An object is placed 3cm in front of a diverging lens of focal length of 6cm. the heihgt of the object is 1.5 cm. calculate the image distance and height of the image.
-1/6-1/3=-1/2
image distance=-2
hi/ho=-di/do
hi/1.5=-(-2)/3
hi=(2/3)x(3/2)
hi=1
To calculate the image distance and height of the image formed by a diverging lens, we can use the lens formula and the magnification formula.
1. Lens Formula:
The lens formula relates the object distance (u), image distance (v), and focal length (f) of a lens. It is given by:
1/f = 1/v - 1/u
where:
f = focal length of the lens
v = image distance
u = object distance (distance of the object from the lens)
2. Magnification Formula:
The magnification formula relates the height of the image (h') and the height of the object (h). It is given by:
magnification (m) = h'/h = -v/u
where:
h' = height of the image
h = height of the object
v = image distance
u = object distance
Given:
focal length (f) = -6 cm (Since it is a diverging lens, focal length is negative)

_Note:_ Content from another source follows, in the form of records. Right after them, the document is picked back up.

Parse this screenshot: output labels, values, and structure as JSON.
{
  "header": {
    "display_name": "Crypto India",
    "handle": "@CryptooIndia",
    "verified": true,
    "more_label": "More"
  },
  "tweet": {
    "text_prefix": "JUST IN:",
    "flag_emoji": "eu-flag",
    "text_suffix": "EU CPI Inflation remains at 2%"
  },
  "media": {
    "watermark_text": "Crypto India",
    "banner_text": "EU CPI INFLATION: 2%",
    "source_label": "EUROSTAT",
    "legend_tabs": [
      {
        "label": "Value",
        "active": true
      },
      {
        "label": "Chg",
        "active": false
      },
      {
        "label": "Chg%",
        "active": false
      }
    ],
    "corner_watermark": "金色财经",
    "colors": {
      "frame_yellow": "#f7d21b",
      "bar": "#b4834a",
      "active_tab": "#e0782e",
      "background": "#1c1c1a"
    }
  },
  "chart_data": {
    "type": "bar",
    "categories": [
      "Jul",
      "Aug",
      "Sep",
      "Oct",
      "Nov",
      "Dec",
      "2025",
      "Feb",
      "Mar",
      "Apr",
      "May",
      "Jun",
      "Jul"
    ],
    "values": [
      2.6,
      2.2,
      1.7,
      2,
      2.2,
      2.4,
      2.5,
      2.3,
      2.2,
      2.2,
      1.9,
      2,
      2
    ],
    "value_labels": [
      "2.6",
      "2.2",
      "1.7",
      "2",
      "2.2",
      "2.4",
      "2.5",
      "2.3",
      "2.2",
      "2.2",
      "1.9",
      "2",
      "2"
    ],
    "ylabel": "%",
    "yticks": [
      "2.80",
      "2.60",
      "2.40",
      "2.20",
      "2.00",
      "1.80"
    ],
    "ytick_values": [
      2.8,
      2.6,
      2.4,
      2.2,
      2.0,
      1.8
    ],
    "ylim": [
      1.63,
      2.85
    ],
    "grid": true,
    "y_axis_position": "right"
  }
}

object distance (u) = -3 cm (Since the object is in front of the lens, the distance is negative)
height of the object (h) = 1.5 cm
Now, let's calculate the image distance (v):
1/f = 1/v - 1/u
Rearranging the formula and substituting the values:
1/v = 1/f + 1/u
1/v = 1/-6 + 1/-3
1/v = -1/6 - 1/3
1/v = -1/6 - 2/6
1/v = -3/6
v = -6/3
v = -2 cm
Therefore, the image distance (v) is -2 cm (since it is negative).
Now, let's calculate the height of the image (h'):
magnification (m) = h'/h = -v/u
Substituting the values:
m = h'/h
-2/3 = h'/1.5
Cross-multiplying and solving for h':
-2/3 * 1.5 = h'
h' = -1
Therefore, the height of the image (h') is -1 cm.
Therefore, the image distance is -2 cm and the height of the image is -1 cm.